24 April 2019 Patrick Bracher, Norton Rose Fulbright
Patrick Bracher, Norton Rose Fulbright

Patrick Bracher, Norton Rose Fulbright

English law relating to professional negligence draws an interesting distinction between whether the professional person is giving information or giving advice.

This is not specifically part of South African law but it is relevant when considering liability, for instance, of brokers under the FAIS Act. The difference is between providing information for the purpose of enabling someone to decide on a course of action, and advising someone as to what course of action to take.

An English court held in 2017 that a broker was responsible for failing to inform a client that there was no market for the proposed retrocession cover for a book of reinsurance business contrary to the broker’s duty to inform the client whether or not reinsurance was available.

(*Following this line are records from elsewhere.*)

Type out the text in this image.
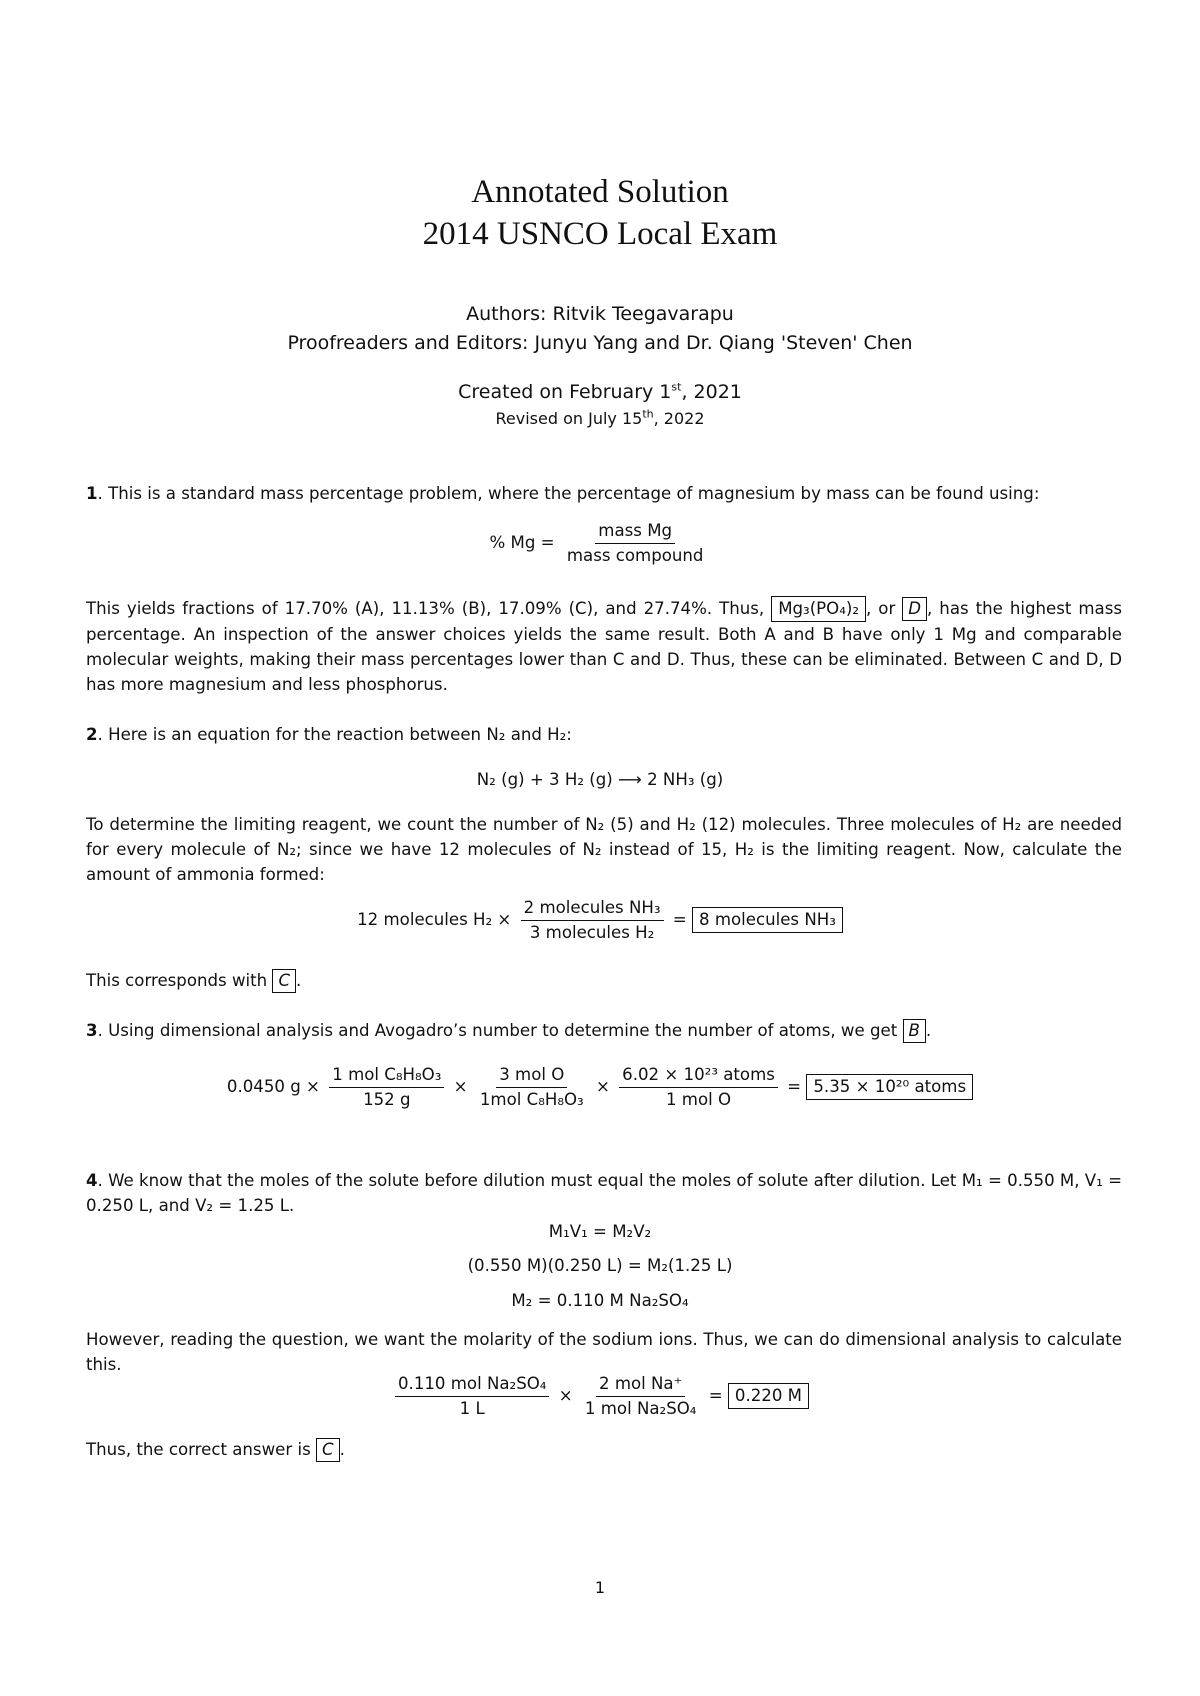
Annotated Solution
2014 USNCO Local Exam
Authors: Ritvik Teegavarapu
Proofreaders and Editors: Junyu Yang and Dr. Qiang 'Steven' Chen
Created on February 1st, 2021
Revised on July 15th, 2022
1. This is a standard mass percentage problem, where the percentage of magnesium by mass can be found using:
% $Mg = \frac{\text{mass Mg}}{\text{mass compound}}$
This yields fractions of 17.70% (A), 11.13% (B), 17.09% (C), and 27.74%. Thus, Mg₃(PO₄)₂ , or D , has the highest mass percentage. An inspection of the answer choices yields the same result. Both A and B have only 1 Mg and comparable molecular weights, making their mass percentages lower than C and D. Thus, these can be eliminated. Between C and D, D has more magnesium and less phosphorus.
2. Here is an equation for the reaction between N₂ and H₂:
N₂ (g) + 3 H₂ (g) ⟶ 2 NH₃ (g)
To determine the limiting reagent, we count the number of N₂ (5) and H₂ (12) molecules. Three molecules of H₂ are needed for every molecule of N₂; since we have 12 molecules of N₂ instead of 15, H₂ is the limiting reagent. Now, calculate the amount of ammonia formed:
12 molecules $H_2 \times \frac{\text{2 molecules NH₃}}{\text{3 molecules H₂}} = 8$ molecules NH₃
This corresponds with C .
3. Using dimensional analysis and Avogadro’s number to determine the number of atoms, we get B .
0.0450 $g \times \frac{\text{1 mol C₈H₈O₃}}{152 g} \times \frac{\text{3 mol O}}{\text{1mol C₈H₈O₃}} \times \frac{\text{6.02 × 10²³ atoms}}{\text{1 mol O}} = 5.35 \times 10^{20}$ atoms
4. We know that the moles of the solute before dilution must equal the moles of solute after dilution. Let M₁ = 0.550 M, V₁ = 0.250 L, and V₂ = 1.25 L.
M₁V₁ = M₂V₂
(0.550 M)(0.250 L) = M₂(1.25 L)
M₂ = 0.110 M Na₂SO₄
However, reading the question, we want the molarity of the sodium ions. Thus, we can do dimensional analysis to calculate this.
$\frac{\text{0.110 mol Na₂SO₄}}{1 L} \times \frac{\text{2 mol Na⁺}}{\text{1 mol Na₂SO₄}} = 0.220$ M
Thus, the correct answer is C .
1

The broker was responsible for the entire transaction in placing the retrocession and was therefore giving advice and not merely information because it took responsibility for the whole transaction.

A professional giving advice should have clear terms of business setting out the scope of their responsibility for the decision-making process.

If a person who is under a duty to take reasonable care to provide information on which someone else will decide on a course of action is negligent, that person is responsible only for the consequences of the information being wrong. The professional person is not responsible for losses which would have occurred even if the information provided had been correct. But the person who gives advice and takes responsibility for the whole transaction, if negligent, will be responsible for all the foreseeable loss which is a consequence of that course of action having been taken.

In the UK matter Manchester Building Society v Grant Thornton UK LLP, the auditors who had given accounting advice and not transaction advice were not held liable for the losses suffered.

What can South African financial advisers take away? The purpose and effect of their advice is relevant. A professional giving advice should have clear terms of business setting out the scope of their responsibility for the decision-making process and for the transaction which results from the advice given.